Selasa, 31 Januari 2023

KALAM ULAMA DR.KH.MUHHAMAD SABERAN AFANDI,MA

Edisi Selasa, 31 Januari 2023 M / 9 Rajab 1444 H.

KH. Saberan  Affandi bin H. Afandi Abdurrahim, lahir di Amuntai, Kamis, 15 Oktober 1942 M (bertepatan dengan  4 Syawal 1361 H). Pendidikan dasar dimulai di Sekolah Rakyat (SR) Telaga Silaba (lulus 1955), setelah itu melanjutkan ke Pondok Pesantren Rasyidiyah Khalidiyah (lulus tahun 1961). Sebelum kuliah di Fakultas Ushuluddin Rakha Amuntai, beliau menyambung ke sekolah Pendidikan Guru Agama tingkat pertama (PGAP) dan PGA tingkat atas (lulus tahun 1962).

Sejak tahun 1965 beliau bermukim di Madinah al-Munawarah, yang  kemudian kembali kuliah ke Universitas Islam Madinah (1971). Tidak berhenti menimba ilmu, beliau kemudian mengambil program magister di Universitas King Abdul Aziz Mekkah (1976). Sedangkan gelar Doktor dibidang hadits dari Universitas Ummul Qura Mekkah (1982) beliau dapatkan setelah dengan gemilang mempertahankan desertasi berjudul : Marwiyyat ash-shahabi al-Jalil Abi Sa’id al-Khudri fi Musnad al-Imam Ahmad.

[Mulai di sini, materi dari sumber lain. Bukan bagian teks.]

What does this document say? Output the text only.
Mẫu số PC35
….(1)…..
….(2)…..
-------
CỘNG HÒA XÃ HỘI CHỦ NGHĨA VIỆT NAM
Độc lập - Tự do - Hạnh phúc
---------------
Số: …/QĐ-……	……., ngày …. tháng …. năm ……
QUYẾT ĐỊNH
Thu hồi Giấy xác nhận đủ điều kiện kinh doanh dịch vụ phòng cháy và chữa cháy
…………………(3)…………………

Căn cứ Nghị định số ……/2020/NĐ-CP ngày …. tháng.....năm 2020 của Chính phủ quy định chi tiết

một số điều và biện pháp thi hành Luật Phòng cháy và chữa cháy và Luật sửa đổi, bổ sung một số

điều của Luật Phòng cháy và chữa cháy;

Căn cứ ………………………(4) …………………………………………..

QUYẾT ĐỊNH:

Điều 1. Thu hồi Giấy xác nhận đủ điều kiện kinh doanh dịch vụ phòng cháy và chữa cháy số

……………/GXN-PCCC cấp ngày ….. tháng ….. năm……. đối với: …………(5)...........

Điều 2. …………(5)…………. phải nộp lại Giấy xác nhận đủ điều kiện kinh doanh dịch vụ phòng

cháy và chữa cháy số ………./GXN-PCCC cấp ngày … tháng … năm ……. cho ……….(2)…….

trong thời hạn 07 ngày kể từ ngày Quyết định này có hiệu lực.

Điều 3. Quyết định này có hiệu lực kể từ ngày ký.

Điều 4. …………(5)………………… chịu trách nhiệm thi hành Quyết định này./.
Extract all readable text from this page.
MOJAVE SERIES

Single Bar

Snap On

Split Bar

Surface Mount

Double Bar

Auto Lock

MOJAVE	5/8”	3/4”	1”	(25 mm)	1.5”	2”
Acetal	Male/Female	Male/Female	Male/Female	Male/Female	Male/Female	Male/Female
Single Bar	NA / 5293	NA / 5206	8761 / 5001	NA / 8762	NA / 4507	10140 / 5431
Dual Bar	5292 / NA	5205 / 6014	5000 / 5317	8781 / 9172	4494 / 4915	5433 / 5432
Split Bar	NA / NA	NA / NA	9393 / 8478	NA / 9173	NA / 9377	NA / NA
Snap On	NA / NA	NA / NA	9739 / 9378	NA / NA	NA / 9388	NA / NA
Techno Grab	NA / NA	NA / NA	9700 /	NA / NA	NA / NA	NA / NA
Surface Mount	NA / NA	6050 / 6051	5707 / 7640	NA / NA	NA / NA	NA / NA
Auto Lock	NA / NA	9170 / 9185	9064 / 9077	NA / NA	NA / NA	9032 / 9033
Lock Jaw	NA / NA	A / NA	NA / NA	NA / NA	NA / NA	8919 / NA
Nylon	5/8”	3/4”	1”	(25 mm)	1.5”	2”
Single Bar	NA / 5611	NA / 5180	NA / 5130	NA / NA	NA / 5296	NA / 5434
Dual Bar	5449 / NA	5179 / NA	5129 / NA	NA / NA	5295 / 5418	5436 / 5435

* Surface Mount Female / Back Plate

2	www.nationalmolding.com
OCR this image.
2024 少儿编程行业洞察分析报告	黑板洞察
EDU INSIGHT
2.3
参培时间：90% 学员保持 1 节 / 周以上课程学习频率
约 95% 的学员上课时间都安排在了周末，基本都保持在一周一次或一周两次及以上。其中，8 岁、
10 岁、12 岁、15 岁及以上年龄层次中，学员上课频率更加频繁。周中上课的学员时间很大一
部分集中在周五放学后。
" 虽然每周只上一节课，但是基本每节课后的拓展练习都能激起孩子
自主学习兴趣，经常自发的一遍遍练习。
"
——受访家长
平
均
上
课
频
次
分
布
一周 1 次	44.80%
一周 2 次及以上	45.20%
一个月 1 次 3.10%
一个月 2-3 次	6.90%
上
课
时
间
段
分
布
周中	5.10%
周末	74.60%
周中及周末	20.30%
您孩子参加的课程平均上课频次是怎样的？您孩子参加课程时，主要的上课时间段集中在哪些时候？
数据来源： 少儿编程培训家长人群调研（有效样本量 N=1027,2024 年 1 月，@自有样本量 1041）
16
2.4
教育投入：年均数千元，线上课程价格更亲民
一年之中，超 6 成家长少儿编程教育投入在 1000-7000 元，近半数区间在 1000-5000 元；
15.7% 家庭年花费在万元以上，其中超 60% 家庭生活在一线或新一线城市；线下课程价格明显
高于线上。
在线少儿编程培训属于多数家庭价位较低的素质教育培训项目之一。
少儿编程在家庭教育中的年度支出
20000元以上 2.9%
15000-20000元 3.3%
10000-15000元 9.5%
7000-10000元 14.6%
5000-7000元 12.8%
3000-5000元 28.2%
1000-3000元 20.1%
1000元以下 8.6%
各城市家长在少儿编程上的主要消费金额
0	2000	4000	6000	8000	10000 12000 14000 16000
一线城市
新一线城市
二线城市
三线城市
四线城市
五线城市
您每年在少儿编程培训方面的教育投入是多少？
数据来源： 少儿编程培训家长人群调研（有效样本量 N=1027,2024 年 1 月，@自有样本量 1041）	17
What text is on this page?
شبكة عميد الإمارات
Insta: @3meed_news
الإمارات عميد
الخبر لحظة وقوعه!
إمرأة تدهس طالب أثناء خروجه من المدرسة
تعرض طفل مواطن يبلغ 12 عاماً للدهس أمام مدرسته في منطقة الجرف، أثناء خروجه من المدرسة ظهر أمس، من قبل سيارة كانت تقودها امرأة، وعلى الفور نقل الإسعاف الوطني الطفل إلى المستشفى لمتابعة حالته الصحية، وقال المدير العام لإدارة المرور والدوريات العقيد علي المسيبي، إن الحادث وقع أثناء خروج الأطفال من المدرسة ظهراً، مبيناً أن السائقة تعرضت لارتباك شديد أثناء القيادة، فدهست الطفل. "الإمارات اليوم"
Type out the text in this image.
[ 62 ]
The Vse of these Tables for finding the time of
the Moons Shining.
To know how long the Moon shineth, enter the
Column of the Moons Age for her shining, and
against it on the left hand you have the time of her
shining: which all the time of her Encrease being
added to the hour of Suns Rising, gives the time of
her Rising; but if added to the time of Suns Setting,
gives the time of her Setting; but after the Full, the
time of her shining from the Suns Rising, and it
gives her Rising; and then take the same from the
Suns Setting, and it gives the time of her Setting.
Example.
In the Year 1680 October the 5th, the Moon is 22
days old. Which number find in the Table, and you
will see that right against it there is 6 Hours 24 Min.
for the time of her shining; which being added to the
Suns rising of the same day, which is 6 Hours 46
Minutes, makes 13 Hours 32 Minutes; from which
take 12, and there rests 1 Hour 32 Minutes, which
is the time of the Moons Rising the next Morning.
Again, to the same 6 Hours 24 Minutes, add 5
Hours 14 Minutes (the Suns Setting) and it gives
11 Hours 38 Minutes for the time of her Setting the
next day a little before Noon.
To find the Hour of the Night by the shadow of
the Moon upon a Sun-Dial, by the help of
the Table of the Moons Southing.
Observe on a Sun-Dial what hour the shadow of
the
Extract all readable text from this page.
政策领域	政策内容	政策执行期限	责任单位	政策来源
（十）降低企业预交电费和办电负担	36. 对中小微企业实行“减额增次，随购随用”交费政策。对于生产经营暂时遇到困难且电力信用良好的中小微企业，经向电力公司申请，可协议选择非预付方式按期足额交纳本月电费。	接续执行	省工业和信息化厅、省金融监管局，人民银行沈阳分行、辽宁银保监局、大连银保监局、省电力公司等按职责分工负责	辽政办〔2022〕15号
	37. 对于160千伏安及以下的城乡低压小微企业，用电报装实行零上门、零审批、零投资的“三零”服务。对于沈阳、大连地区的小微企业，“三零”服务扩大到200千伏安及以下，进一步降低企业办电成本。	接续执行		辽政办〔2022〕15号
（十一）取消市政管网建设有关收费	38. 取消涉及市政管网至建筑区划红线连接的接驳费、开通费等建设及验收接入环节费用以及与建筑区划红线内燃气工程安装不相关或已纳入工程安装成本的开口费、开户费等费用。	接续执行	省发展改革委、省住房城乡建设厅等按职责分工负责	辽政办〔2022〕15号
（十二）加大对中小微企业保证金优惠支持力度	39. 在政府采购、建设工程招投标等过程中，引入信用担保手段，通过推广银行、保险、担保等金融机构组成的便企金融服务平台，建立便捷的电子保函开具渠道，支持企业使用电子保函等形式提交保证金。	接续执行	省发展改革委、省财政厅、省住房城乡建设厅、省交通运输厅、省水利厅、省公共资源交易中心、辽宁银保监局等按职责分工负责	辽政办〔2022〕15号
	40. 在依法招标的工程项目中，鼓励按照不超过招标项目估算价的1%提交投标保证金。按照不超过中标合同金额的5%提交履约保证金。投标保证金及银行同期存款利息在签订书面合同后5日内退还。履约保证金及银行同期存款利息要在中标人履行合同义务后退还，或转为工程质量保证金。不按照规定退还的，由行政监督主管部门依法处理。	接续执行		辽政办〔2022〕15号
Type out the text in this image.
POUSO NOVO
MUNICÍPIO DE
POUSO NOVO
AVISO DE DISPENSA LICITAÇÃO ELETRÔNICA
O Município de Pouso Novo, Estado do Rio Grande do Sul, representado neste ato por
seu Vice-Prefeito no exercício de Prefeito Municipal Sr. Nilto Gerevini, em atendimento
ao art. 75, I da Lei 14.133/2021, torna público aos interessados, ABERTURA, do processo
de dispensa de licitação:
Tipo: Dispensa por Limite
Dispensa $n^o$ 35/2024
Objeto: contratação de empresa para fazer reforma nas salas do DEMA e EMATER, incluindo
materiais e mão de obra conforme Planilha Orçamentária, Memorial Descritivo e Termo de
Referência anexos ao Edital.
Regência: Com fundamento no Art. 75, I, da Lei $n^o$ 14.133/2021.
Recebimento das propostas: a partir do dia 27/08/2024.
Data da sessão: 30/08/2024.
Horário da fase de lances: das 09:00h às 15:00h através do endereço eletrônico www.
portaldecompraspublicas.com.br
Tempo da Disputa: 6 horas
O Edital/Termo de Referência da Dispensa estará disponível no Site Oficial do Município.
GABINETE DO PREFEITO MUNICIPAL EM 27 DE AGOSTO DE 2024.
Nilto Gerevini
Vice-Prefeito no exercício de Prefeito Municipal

Dengan kepakaran beliau dalam bidang hadits dipercaya menjadi Tim Penyusun Kompilasi Hukum Islam (KHI). Menjadi pembicara dalam berbagai forum ilmiah, serta mengisi pengajian rutin di beberapa majelis taklim, diantaranya di Majelis Taklim “al-Ma’arif” Amuntai, Majelis Taklim Langgar "Syi'arul Muslimin" Paliwara, Majelis di Pesantren "Ummul Qura" Amuntai, dll, Disamping itu, beliau juga aktif di kegiatan jama'ah tabligh hingga dapat melakukan dakwah ke beberapa negara seperti Malaysia, Brunai Darussalam, Thailand, Singapura (wilayah Asean), juga ke Jepang, India, Pakistan dan Banglades.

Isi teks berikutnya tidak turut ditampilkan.